You could see this story line emerging from the time the field finally came up to full speed on Lap 10 after running the first nine circuits under the yellow to finish drying the track after sitting through a two-hour delay in the start of the season's 17th race.
The four Chevrolets owned by Rick Hendrick never strayed too far away from one another.
They pitted together under green, almost as though they were in formation, on Lap 108, then came back in together on Lap 138 for their final stops.
Johnson swore he wasn't merely being a loyal wingman.

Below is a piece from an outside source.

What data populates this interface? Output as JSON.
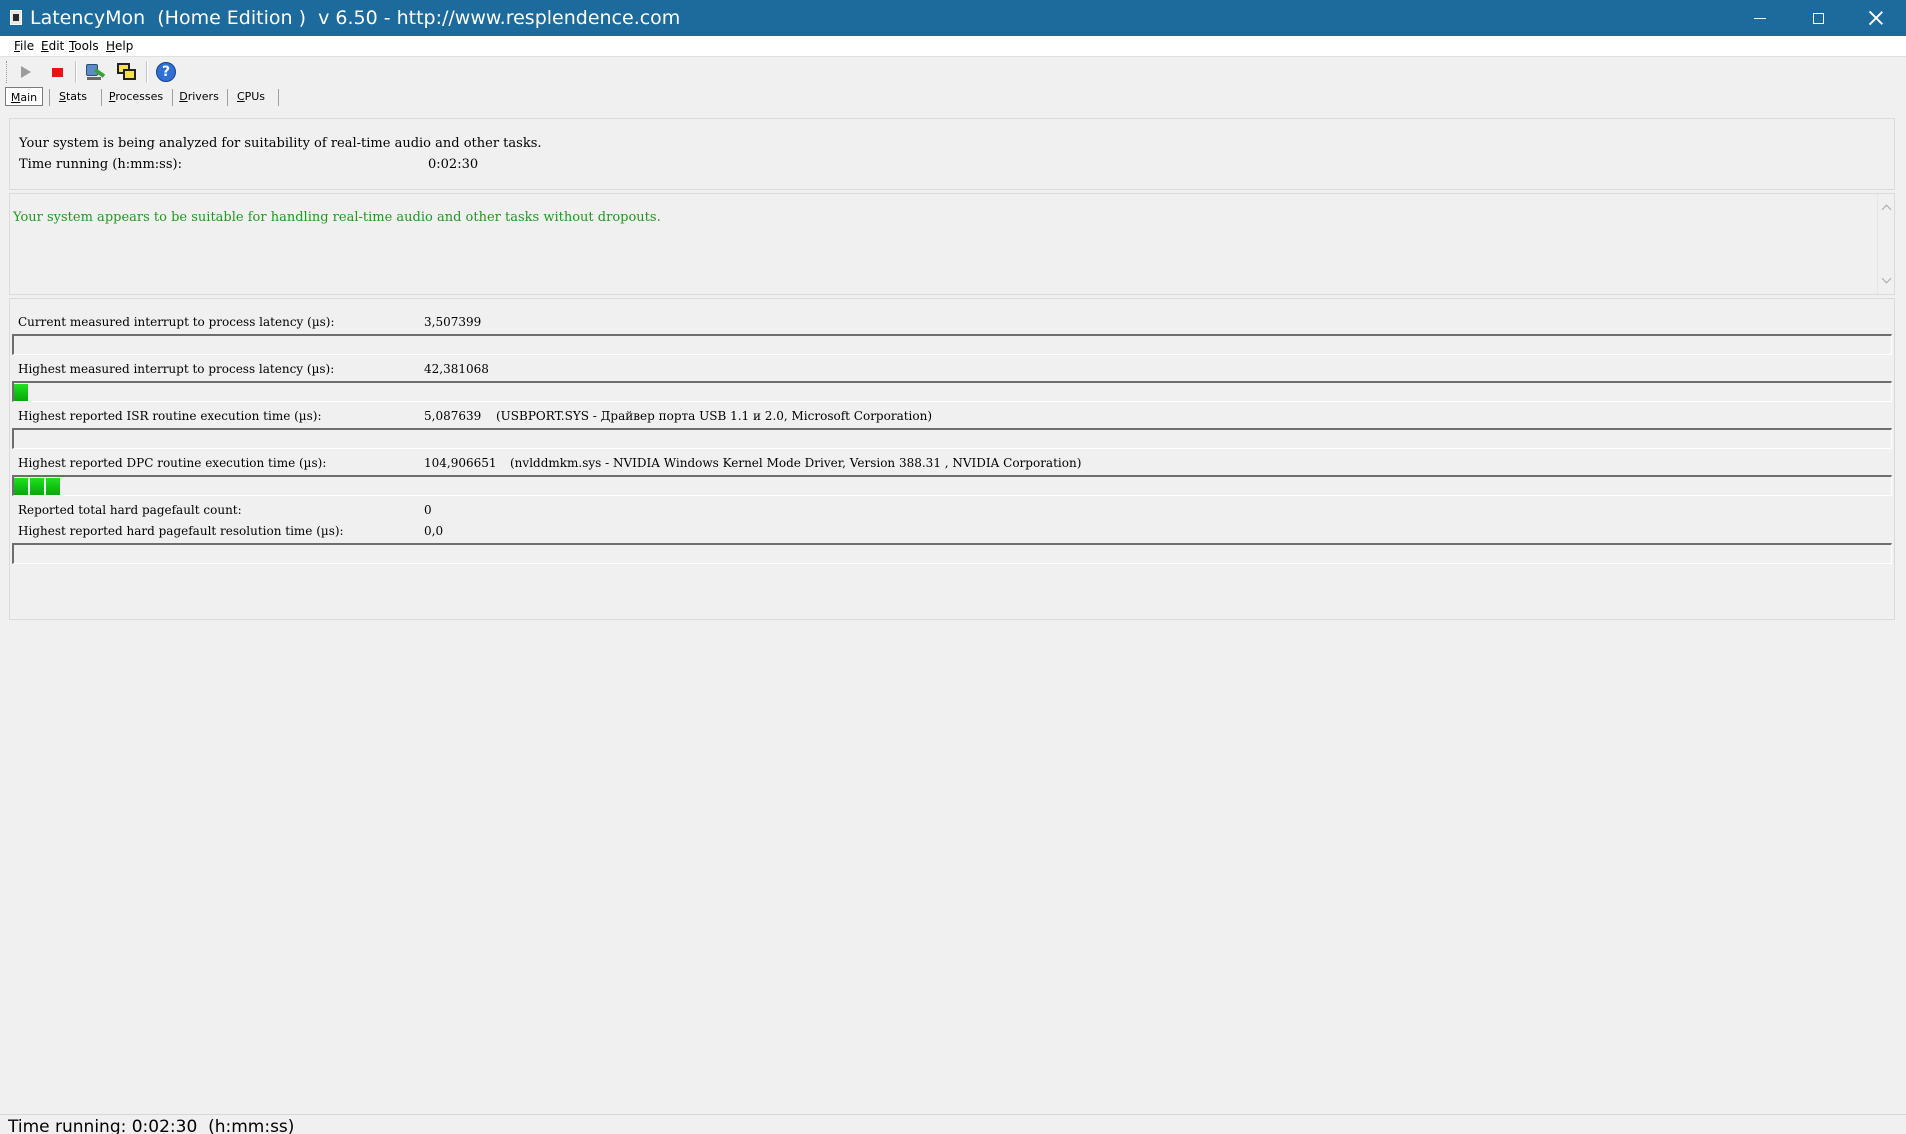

"It's funny," he said. "If it would have been any other car it would have been, 'Man, you drove your butt off,' or 'Great second-place finish.' But as soon as it is a teammate in front of you, everybody wonders if you're blocking or content in second.
"There's no way in the world I wanted to finish second. But you do race smarter when you are around your teammates. You help them because you can count on them helping you back."
Terry Labonte finished eighth, and Brian Vickers was ninth, meaning all four Hendrick cars were in the final top 10.
When Gordon won at Talladega, he was running virtually side by side with Earnhardt Jr. on Lap 184 when a caution came out and effectively ended the 188-lap race.
Fans peppered the track with debris that day because they not only had been denied a green-flag finish but a race to the checkered flag between Gordon and Earnhardt Jr., the sport's two biggest love-'em-or-hate-'em stars.
"There weren't nearly as many things thrown at me after this one," Gordon said when asked to compare his two plate-race wins this year. "There was a lot of controversy with that one, a lot of debate. Tonight I don't think there was any debate.
"I don't think anybody had much doubt about which team performed the best here all weekend."